Following these decision charts, we will end up with two candidates: one with compression and one without. Now we have to decide which one of these two we should ultimately go with. We add back in to the compression profile estimate the additional compute required to perform compression based on the number of accesses per second and the cost per access. For each placement we compute two ratios per socked:
- The ratio of the maximum compute rate relative to the current rate
- The ratio of the maximum memory bandwidth for each candidate placement relative to the current bandwidth – this gives the socket speedup assuming the workload is not compute-bound.
The minimum of these two ratios is then taken as the estimated speedup of each socket, and the average across all sockets is taken as the estimated speedup given by the configuration. Pick the candidate configuration with the best estimated speedup!
The selection algorithm was evaluated using the aggregation and degree centrality workloads where the correct (best overall) placement was chosen 30 times out of 32.
The average performance of the selected configuration for each benchmark and hardware configuration paring was 0.2% worse than the optimal configuration for that pairing, and 11.7% better than then best static configuration.
Implementation details
There’s quite a bit of detail in the paper, which I’ve skipped over entirely, concerning the C++ implementation and the way it is made efficiently accessible from Java.

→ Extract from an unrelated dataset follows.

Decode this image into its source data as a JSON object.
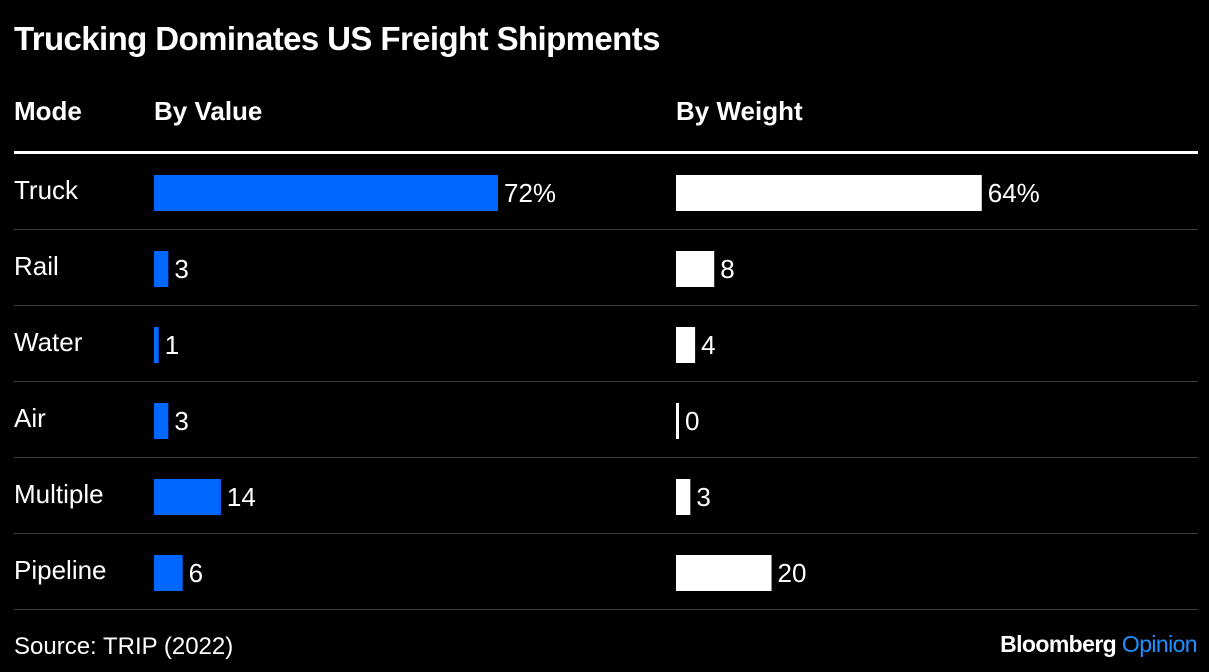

Here are the highlights:
- The implementation of the C++ library uses the Callisto runtime system, which supports parallel loops with dynamic distribution of loop iteration and includes a basic Java library to express loops.

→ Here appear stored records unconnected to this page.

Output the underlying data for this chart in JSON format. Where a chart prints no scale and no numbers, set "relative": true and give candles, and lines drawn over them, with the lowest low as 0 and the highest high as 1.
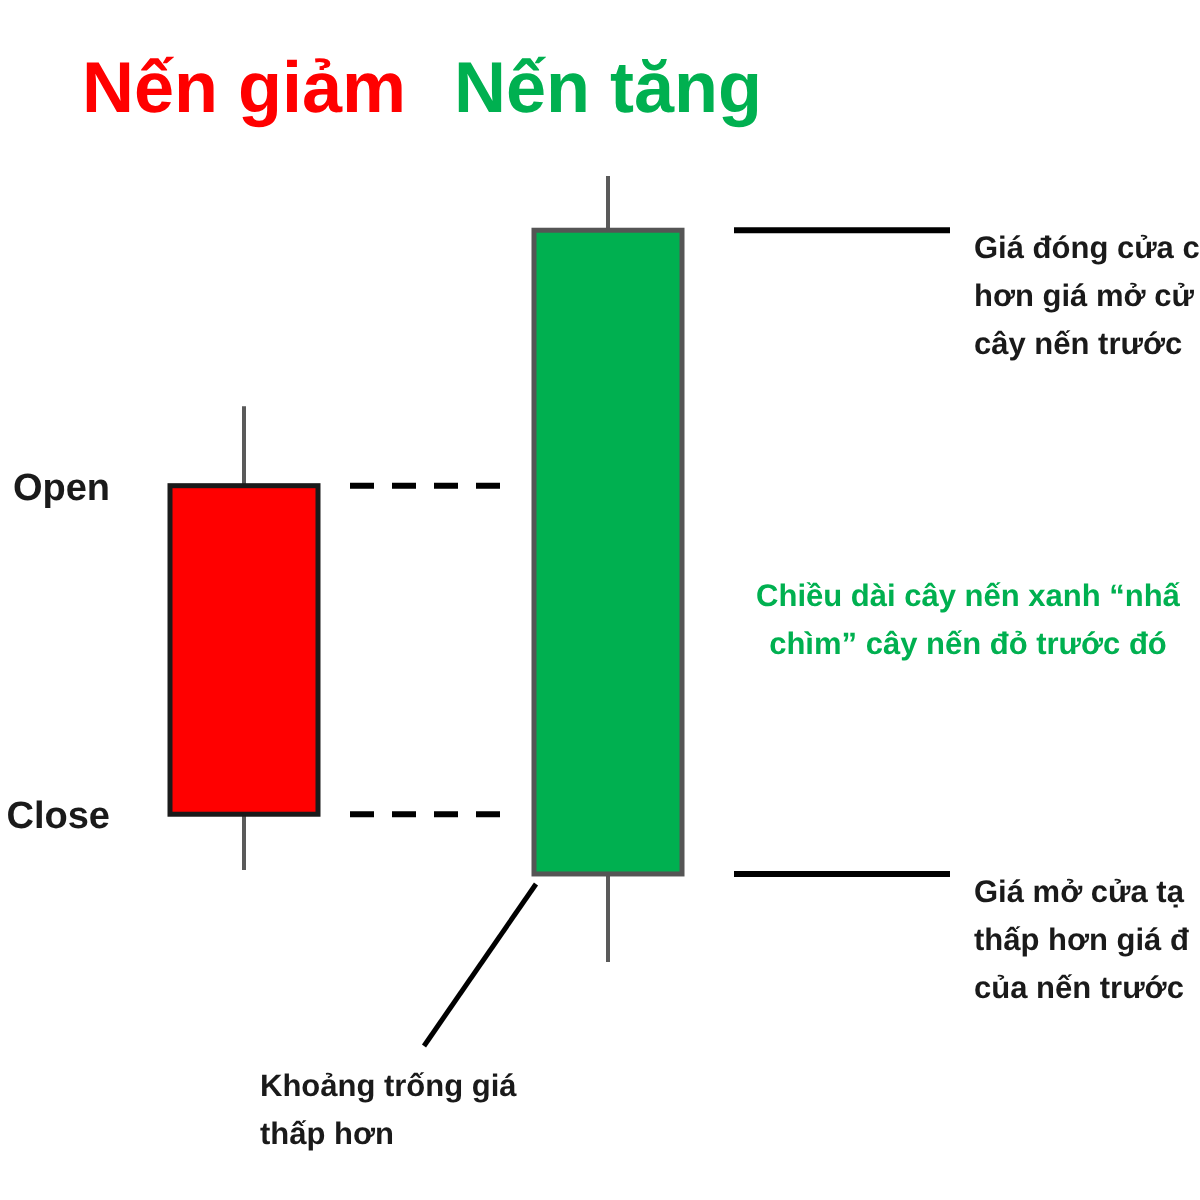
{
  "chart_data": {
    "type": "candlestick",
    "relative": true,
    "categories": [
      "Nến giảm",
      "Nến tăng"
    ],
    "ohlc": [
      [
        0.606,
        0.707,
        0.117,
        0.188
      ],
      [
        0.112,
        1,
        0,
        0.931
      ]
    ],
    "colors": [
      "#ff0000",
      "#00b050"
    ],
    "ref_lines": [
      {
        "axis": "y",
        "value": 0.606,
        "line_style": "dashed",
        "color": "#000000"
      },
      {
        "axis": "y",
        "value": 0.188,
        "line_style": "dashed",
        "color": "#000000"
      }
    ],
    "annotations": [
      "Giá đóng cửa c\nhơn giá mở cử\ncây nến trước",
      "Chiều dài cây nến xanh “nhấ\nchìm” cây nến đỏ trước đó",
      "Giá mở cửa tạ\nthấp hơn giá đ\ncủa nến trước",
      "Khoảng trống giá\nthấp hơn",
      "Open",
      "Close"
    ]
  }
}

- The GraalVM is used to create language-independent (Java and C++) smart arrays and use them efficiently from Java. The GraalVM (see ‘One VM to rule them all’) is a modified version of the Java HotSpot VM which adds Graal, a dynamic compiler implemented in Java, and Truffle, a framework for building high-performance language implementations.
The pieces all come together like this:
Future directions
- More data types including sets, bags, and maps. Smart arrays can be used to implement data layouts for these by encoding binary trees into arrays. It’s also possible to trade size against performance by using hashing instead of trees to index smart arrays.
- Additional smart functions including randomisation (fine-grained index-remapping of elements) to ensure that “hot” nearby data items are mapped to different locations. Also up for discussion are additional data placement techniques using domain specific knowledge, and alternative compression techniques which may achieve higher compression rates on some kinds of data.
- Runtime adaption, supporting runtime selection and re-selection of the best configuration based on the current workload.